Fusion can add suffixes when fields are indexed. This table lists common suffix values.

Single Value Suffix Multivalued Sufix Type

*_b

*_bs

boolean

*_d

*_ds

double

*_dt

*_dts

date

*_f

*_fs

float

*_i

*_ii

int

*_l

*_ls

long

*_s

*_ss

string

*_t

*_ts

text

Signal field count analysis

Lucidworks recommends performing signal field count analysis to determine whether any of the fields above are missing from some of your signals.

The table below shows how to query for specific fields using the Query Workbench in order to compare the number of results for each field with the total number of documents in the signals collection. In the examples in the third column, some fields appear in all 33,477,919 signals documents, while others appear in fewer documents.

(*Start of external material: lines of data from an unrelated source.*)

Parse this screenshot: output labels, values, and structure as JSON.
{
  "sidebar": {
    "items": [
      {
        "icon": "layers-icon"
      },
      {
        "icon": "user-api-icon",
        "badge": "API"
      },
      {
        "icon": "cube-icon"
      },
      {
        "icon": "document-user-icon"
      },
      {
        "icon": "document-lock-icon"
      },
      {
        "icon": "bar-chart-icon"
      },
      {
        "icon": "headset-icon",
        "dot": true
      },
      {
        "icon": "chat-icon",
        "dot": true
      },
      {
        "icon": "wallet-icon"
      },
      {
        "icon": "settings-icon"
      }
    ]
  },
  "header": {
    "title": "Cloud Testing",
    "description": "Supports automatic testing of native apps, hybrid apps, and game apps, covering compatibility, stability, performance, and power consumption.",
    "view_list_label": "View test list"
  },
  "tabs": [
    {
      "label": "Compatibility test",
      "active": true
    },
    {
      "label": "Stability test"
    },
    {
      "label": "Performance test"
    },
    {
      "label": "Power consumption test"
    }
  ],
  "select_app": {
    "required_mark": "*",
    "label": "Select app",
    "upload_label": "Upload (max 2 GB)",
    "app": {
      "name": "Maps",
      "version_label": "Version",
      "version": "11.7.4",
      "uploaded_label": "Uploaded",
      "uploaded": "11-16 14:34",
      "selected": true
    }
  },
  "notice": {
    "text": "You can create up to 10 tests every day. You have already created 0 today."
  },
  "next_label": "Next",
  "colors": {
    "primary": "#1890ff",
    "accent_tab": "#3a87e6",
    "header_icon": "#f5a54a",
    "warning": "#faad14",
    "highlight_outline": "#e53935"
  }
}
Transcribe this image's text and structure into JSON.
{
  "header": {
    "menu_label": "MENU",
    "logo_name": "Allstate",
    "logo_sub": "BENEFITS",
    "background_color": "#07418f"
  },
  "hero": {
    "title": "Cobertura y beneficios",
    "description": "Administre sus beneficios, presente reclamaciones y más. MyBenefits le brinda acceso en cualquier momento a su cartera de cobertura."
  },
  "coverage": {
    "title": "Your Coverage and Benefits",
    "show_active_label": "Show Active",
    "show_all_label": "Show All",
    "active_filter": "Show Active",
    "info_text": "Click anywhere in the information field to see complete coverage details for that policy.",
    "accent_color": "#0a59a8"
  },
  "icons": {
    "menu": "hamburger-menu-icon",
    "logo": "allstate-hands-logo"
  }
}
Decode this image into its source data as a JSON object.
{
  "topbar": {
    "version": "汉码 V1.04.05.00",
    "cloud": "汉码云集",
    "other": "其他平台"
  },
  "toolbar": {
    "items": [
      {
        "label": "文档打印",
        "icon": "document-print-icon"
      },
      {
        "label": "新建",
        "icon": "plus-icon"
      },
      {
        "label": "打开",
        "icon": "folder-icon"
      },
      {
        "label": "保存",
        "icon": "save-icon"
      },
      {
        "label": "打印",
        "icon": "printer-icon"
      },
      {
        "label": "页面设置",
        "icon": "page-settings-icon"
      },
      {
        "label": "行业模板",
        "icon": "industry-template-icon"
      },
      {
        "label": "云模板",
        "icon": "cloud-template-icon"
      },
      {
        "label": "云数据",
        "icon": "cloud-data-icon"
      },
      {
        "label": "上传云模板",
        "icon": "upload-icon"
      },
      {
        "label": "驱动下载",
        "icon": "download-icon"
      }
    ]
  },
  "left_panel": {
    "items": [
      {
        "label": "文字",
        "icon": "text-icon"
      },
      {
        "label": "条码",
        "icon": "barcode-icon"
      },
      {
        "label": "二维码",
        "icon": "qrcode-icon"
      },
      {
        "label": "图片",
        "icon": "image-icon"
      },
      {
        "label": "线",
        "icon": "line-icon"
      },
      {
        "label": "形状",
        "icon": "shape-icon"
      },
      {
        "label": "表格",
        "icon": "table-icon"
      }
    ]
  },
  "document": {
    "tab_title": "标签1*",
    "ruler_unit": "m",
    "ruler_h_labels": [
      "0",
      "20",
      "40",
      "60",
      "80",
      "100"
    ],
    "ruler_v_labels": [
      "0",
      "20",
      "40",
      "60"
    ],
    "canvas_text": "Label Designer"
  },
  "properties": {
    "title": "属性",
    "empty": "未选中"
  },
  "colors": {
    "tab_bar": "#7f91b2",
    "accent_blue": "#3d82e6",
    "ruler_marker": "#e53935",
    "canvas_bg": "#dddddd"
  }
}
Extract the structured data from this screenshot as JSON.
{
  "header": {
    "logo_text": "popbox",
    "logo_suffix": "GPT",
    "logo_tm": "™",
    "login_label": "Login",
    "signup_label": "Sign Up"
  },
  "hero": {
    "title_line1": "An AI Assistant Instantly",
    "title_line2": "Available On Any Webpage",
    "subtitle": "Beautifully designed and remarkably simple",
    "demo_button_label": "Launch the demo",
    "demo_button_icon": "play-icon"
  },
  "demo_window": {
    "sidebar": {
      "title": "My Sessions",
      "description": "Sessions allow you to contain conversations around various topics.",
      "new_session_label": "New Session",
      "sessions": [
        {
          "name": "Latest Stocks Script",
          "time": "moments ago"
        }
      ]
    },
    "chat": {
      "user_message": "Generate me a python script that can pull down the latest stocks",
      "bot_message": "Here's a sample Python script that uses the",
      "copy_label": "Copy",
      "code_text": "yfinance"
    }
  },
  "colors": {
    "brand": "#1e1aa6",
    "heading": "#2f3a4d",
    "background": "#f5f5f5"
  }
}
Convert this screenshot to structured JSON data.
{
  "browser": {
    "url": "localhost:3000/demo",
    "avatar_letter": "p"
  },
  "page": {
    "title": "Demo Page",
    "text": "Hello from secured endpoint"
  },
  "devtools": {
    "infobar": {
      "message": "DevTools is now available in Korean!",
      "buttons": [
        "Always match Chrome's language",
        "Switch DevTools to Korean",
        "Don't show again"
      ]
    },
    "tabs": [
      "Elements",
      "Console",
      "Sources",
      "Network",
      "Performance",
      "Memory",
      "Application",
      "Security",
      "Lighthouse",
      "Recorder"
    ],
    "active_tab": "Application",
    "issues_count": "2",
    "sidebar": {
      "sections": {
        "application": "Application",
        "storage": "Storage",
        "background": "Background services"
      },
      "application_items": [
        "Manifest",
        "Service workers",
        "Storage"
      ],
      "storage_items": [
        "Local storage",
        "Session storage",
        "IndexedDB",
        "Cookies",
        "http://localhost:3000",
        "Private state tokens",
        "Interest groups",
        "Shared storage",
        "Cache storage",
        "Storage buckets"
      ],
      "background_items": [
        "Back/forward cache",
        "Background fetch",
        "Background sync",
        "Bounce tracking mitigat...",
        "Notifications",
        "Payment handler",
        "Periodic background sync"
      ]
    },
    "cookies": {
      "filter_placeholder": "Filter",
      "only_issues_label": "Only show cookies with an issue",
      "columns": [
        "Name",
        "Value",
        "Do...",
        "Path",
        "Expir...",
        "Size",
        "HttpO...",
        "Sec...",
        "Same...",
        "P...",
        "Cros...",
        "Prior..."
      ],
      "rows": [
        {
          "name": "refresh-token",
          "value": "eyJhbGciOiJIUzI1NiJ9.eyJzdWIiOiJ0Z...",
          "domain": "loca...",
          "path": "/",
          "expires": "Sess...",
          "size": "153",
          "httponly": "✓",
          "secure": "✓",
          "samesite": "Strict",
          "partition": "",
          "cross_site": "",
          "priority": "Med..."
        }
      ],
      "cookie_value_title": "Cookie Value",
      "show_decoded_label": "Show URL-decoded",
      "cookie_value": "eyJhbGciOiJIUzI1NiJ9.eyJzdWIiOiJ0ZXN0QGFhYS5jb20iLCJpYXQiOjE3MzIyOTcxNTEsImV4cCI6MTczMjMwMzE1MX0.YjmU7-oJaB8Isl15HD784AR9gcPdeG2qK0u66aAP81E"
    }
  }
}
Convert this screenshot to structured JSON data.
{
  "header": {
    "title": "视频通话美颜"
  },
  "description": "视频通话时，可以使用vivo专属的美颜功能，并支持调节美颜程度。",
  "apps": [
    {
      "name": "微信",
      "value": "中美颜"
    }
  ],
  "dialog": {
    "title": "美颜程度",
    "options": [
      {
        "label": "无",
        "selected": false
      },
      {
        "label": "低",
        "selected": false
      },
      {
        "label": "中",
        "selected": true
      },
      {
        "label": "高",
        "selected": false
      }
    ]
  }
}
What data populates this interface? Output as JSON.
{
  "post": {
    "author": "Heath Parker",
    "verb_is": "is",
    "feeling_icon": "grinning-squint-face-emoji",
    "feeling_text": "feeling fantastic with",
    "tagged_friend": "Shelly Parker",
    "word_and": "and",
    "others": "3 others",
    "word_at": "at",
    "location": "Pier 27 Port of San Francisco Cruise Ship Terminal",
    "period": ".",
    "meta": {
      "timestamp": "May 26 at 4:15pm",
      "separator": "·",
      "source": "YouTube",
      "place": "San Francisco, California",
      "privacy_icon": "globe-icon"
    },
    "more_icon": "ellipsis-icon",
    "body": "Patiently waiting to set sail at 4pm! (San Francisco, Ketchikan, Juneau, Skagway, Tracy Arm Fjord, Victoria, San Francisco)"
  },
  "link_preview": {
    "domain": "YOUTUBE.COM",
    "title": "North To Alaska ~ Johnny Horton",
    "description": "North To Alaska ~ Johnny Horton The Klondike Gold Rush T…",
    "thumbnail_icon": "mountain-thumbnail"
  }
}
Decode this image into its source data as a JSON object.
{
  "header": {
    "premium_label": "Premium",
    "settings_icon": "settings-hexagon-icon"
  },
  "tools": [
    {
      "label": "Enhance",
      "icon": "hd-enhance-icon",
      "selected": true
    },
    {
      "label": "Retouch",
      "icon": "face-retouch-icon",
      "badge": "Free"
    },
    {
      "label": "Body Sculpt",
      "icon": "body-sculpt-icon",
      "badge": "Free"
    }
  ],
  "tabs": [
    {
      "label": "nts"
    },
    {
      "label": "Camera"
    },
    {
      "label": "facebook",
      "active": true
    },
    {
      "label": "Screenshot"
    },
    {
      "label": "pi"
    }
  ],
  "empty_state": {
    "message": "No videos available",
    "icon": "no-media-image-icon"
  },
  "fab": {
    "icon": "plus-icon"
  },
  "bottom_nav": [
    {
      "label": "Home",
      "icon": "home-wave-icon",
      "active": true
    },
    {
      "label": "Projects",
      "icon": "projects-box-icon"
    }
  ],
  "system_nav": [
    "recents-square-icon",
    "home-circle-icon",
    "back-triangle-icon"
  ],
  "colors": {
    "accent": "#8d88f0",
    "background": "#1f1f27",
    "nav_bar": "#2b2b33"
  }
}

Field name Query Example number of documents

ALL

*:*

33,477,919

count_i

count_i:[* TO *]

11,101,165

doc_id

doc_id:[* TO *]

23,216,297

id

id:[* TO *]

33,477,919

query

query:[* TO *]

19,724,598

session_id

session_id:[* TO *]

11,101,165

type

type:[* TO *]

33,477,919

user_id

user_id:[* TO *]

26,117,399

timestamp_tdt

timestamp_tdt:[* TO *]

26,117,399

You can also get the number of signals documents that contain all of the required fields by using the following query:

count_i:[* TO *] doc_id:[* TO *] id:[* TO *] query:[* TO *] type:[* TO *] user_id:[* TO *] timestamp_tdt:[* TO *] session_id:[* TO *]

The query_id field

For each incoming signal, Fusion calculates a value for the query_id field, which App Insights uses to create group-by-query reports like the one shown below:

Facet filters applied report

Note
The query_id field should not be confused with the fusion_query_id, which is a unique ID for each query processed by a Fusion query pipeline, or with query_s which is the query string.

To calculate the value, Fusion creates a hash based on session, query, and filter fields, then saves it into the query_id field.

The filter field can either be passed in by the search app, or computed by the SignalFormatterStage (the first stage in the _signals_ingest pipeline) using the raw filter queries. For instance, on a response signal that is generated by a query pipeline, the following fq query params get translated into the multi-valued filter field:

  • Raw query parameters:

    fq={!tag=format}format:(VHS)&fq={!tag=type}type:(Movie)
  • filters_s field (created by the SearchLogger component):

    {!tag=format}format:(vhs) $ {!tag=type}type:(movie)
  • filter field:

    "filter":["format/VHS", "type/Movie"]

App Insights uses the filter field to generate various reports.

Signal type ranking

When you have defined some custom fields, it is useful to rank them according to how strongly they indicate a user’s interest in an item. While it’s not necessary to exclude certain signal types from the main signals collection, some can be excluded from signal aggregations in order to focus on the most important fields when generating recommendations.